By Amber Myrrh Ingram, NJEA Preservice Vice President

The increase in the legal recognition of LGBTQ+ rights over the last decade—as well as the work to accept and celebrate their lives for more than a half century—means that educating our students about the history and realities of LGBTQ+ is essential. In addition, legislation signed last year by Gov. Phil Murphy requires that schools develop curricula that accurately portray the political, economic, and social contributions of persons with disabilities and lesbian, gay, bisexual, and transgender individuals.

In in having classroom discussions about LGBTQ+ persons, we cannot ignore the violence and discrimination they have faced and continue to face at the hands of hetero- and cis-normativity, the assumption that only heterosexuality and identifying only by one’s gender as assigned at birth (i.e., cisgender) is normal and superior to other sexual orientations or gender identities. Many educators may struggle with how to address LGBTQ+ people, their relationships and families at various age levels, but it is vital to understand why we must:

  •  There are students in your classroom who fall into these identities.
  •  You will have families that fall into these identities.
  •  LGBTQ+ history is integral to U.S. history.

LGBTQ+ students are at an extreme disadvantage in schools where they are not accepted. In classrooms where educators affirm only opposite-sex relationships and narrowly defined expressions of gender, LGBTQ+ students will feel unheard or inadequate. They will wonder if they should trust or value all of the identities that make them who they are.

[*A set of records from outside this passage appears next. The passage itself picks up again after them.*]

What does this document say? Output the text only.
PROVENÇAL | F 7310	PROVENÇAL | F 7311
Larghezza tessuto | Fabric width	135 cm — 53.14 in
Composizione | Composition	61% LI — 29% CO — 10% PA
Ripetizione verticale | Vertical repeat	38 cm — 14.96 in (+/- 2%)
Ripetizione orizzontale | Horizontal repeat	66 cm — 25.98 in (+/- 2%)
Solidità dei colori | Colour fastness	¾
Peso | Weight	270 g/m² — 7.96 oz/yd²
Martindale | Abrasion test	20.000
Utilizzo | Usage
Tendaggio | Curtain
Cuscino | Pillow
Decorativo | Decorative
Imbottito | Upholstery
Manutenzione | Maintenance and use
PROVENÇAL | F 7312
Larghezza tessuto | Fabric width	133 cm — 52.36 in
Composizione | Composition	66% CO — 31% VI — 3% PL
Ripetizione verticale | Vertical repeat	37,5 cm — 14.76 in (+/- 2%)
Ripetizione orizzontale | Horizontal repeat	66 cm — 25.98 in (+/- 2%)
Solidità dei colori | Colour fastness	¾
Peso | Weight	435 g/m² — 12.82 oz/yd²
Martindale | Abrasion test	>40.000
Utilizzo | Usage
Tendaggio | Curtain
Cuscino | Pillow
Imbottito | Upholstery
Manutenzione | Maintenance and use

As educators, we are charged with guiding students to knowledge, serving them meals or driving their school buses, but we are also charged with keeping them safe physically and emotionally. One way to affirm students’ various identities is to ask ALL students which personal pronouns they identify with—not just the students you suspect may be transgender or gender nonbinary. It’s a simple way of letting LGBTQ+ students know that you’re there for them and modeling the behavior for all students.

LGBTQ+ families are your closest allies in meeting the needs your students. These families exist in a world that legally accepts them but socially does not. Affirming their identities at school reverses the damage of social stigma. If parents feel safe, their children will feel safe. You can help by doing the following:

  • Never assume a parent or guardian’s sexual or gender identity. If they are LGBTQ+ don’t be overly inquisitive. Wait for them to open up to you.
  • Always ask students for “guardian” information in place of the gendered “mother” and “dad.”  This not only affirms families with LGBTQ+ identities but families that may headed by aunts, uncles, grandparents or other caregivers.

Educators need families and families need educators. By affirming their humanity, you will begin to bridge that gap.

LGBTQ+ history is embedded into the foundation of the United States. We can look at the work of trans-activists Marsha P. Johnson and Sylvia Rivera before, during, and after the Stonewall Riots in New York City in 1969, as well as the thousands of marches and protests to further the cause of rights for LGBTQ+ persons and those living with HIV/AIDS. We can honor and celebrate the talented works of LGBTQ+ writers James Baldwin and Audre Lorde, as well as, trans-activist/screenwriter/producer Janet Mock.

The 2020 election provides a lesson as the first to have an openly gay major candidate, Pete Buttigieg. There are also countless other LGBTQ+ politicians who serve at the state and national levels, including Althea Garrison, a Massachusetts politician who identifies as transgender; Kate Brown, the governor of Oregon who identifies as bisexual; Danica Roem, a transgender woman twice elected to the Virginia House of Delegates; and so many more.

As we further our work in the union and in our schools, it is imperative that we pay close attention to the ways in which we interact and advocate for people with LGBTQ+ identities. Be accepting of students regardless of their identities and never make assumptions. Ask questions with compassion but never overstep. Educate yourself on what you do not know.